Un endoscope constitué d’une seule fibre optique
Les endoscopes sont très utilisés pour voir des objets inaccessibles tant dans l’industrie que dans la pratique médicale. Dans ce dernier cas, il peut s’agir d’un endoscope rigide ou flexible, mais il est toujours constitué d’un tube mince qu’on peut insérer dans le corps et qui permet d’avoir des images de l’intérieur de celui-ci. Des chercheurs de Corée du Sud et des Etats-Unis ont réussi à fabriquer un endoscope qui, à la différence de ceux, classiques, à faisceau multifibres, est fait d’une seule fibre optique de 200 micromètres de diamètre.
Ceci entraîne la réflexion totale de la lumière à l’interface cœur-gaine. La lumière réfléchie de multiple fois est donc confinée dans le cœur. Un rayon lumineux se propagera d’un bout à l’autre de la fibre en zig-zaguant.
Mais si on veut utiliser une telle fibre pour obtenir une image endoscopique par réflexion de la lumière, on se heurte au problème de la dispersion de modes et à celle due aux défauts de géométrie. La lumière injectée dans la fibre sera déformée et cela aussi bien à l’aller qu’au retour.
C’est pour cela que l’on utilise un faisceau de fibres dans les endoscopes actuels. Chaque fibre du faisceau transporte un pixel de l’image.
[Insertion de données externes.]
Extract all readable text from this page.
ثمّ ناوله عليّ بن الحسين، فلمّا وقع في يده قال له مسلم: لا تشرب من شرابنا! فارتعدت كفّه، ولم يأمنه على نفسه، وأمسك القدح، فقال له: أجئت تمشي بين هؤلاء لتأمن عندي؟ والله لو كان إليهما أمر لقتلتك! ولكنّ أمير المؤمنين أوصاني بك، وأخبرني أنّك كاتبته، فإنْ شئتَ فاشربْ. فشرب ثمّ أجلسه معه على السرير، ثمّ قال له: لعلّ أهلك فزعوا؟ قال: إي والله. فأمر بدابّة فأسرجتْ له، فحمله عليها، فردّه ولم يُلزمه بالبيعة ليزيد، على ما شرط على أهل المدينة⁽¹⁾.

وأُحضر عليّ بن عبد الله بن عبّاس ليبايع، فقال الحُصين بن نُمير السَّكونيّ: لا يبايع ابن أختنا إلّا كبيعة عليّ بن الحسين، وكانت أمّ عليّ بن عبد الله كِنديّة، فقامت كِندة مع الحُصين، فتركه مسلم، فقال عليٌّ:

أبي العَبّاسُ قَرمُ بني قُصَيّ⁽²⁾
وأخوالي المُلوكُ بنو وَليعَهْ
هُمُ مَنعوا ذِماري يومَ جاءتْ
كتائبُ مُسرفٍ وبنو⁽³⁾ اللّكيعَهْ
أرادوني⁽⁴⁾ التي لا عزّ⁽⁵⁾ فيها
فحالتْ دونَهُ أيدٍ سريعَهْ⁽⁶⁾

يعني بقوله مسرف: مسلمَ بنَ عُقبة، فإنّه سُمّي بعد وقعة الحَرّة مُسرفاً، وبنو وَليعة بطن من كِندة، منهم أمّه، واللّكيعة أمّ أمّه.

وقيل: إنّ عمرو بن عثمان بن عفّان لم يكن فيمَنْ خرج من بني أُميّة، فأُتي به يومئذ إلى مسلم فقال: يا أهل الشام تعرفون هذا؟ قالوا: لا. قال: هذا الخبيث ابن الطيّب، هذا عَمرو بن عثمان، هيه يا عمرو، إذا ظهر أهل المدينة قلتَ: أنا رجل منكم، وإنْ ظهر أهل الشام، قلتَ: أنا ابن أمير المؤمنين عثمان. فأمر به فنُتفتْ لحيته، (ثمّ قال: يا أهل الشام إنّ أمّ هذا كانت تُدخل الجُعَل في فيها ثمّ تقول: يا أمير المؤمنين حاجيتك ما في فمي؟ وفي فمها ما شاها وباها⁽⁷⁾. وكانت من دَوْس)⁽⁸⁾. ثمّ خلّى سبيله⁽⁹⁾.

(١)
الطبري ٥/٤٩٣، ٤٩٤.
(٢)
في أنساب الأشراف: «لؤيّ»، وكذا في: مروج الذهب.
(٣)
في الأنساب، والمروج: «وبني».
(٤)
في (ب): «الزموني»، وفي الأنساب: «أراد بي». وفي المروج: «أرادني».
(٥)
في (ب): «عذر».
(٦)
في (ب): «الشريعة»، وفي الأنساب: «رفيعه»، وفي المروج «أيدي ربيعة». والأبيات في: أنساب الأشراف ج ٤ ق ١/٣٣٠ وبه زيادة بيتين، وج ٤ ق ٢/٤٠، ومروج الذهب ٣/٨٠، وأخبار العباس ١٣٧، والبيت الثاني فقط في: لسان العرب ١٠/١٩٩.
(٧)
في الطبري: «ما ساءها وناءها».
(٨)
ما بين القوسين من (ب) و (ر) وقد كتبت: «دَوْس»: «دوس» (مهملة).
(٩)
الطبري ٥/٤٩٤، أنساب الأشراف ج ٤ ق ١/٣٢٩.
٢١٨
Pour obtenir une haute résolution, il faut augmenter le nombre de fibres et donc le diamètre de l’endoscope, ce qui diminue sa facilité d’insertion.
L’élimination des effets de la dispersion
Wonshik Choi et ses collègues de l’Université de Corée à Séoul ainsi que des chercheurs de l’University of Pennsylvania, Philadelphie, Pa, USA et du Massachusets Institute of Technology, Cambridge, Ma, USA ont réussi à caractériser l’effet des dispersions sur les différents modes d’ondes présents dans la fibre et, à l’aide de cette information, à reconstruire une image nette.
Ils ont appelé cette méthode micro-endoscopie sans objectif par une fibre unique, en anglais lensless microendoscopy by a single fiber, qu’on désigne par l’acronyme LSMF.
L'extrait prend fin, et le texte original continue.